Le Thaïlandais a 30 ans quand il tourne ce film construit sur le principe surréaliste du cadavre exquis, où chaque scène en induit une autre, où des images documentaires croisent des passages joués. Mysterious Object at Noon a été tourné en plusieurs temps, et principalement avec une économie pour le moins précaire et une équipe réduite au possible.

Depuis, Weerasethakul n’a pas atteint les budgets de J.J. Abrams, mais il est évident que c’est aujourd’hui plus confortable. Aussi, on peut s’amuser à tracer des fils entre Cemetery of Splendour, Oncle Boonmee… et quelques fragments de Mysterious Object… Des enfants évoquent l’histoire d’un tigre qu’on retrouve quelques films plus tard, dans Tropical Malady notamment.

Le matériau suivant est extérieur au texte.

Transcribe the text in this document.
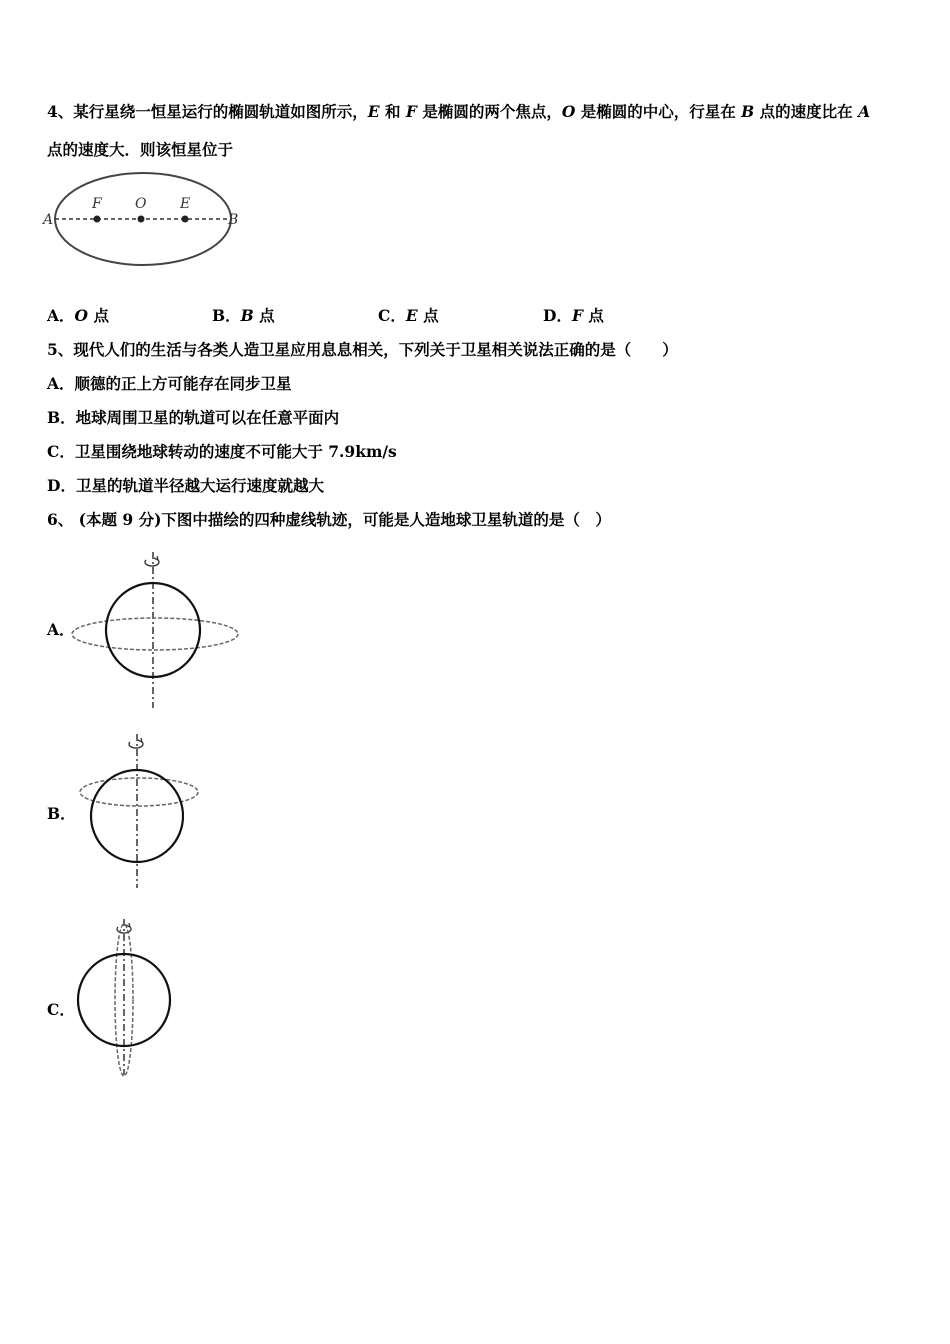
4、某行星绕一恒星运行的椭圆轨道如图所示，E 和 F 是椭圆的两个焦点，O 是椭圆的中心，行星在 B 点的速度比在 A
点的速度大．则该恒星位于
A	B
F O E
A．O 点	B．B 点	C．E 点	D．F 点
5、现代人们的生活与各类人造卫星应用息息相关，下列关于卫星相关说法正确的是（　　）
A．顺德的正上方可能存在同步卫星
B．地球周围卫星的轨道可以在任意平面内
C．卫星围绕地球转动的速度不可能大于 7.9km/s
D．卫星的轨道半径越大运行速度就越大
6、 (本题 9 分)下图中描绘的四种虚线轨迹，可能是人造地球卫星轨道的是（　）
A．
B．
C．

On pense à Mekong Hotel devant cette équipe du film qui voyage en Thaïlande, et qui fait de l’entremêlement légende-réalité la matière même du cinéma de Weerasethakul. Comme une Nuit américaine frappée d’un vent mystique.

Ce qui étonne le plus, c’est la douceur avec laquelle le cinéaste filme les visages - ainsi que l’impression d’étrangeté face à son univers, qui se déploie en des contrées éloignées, mais n’en paraît pourtant pas moins proche en tous points.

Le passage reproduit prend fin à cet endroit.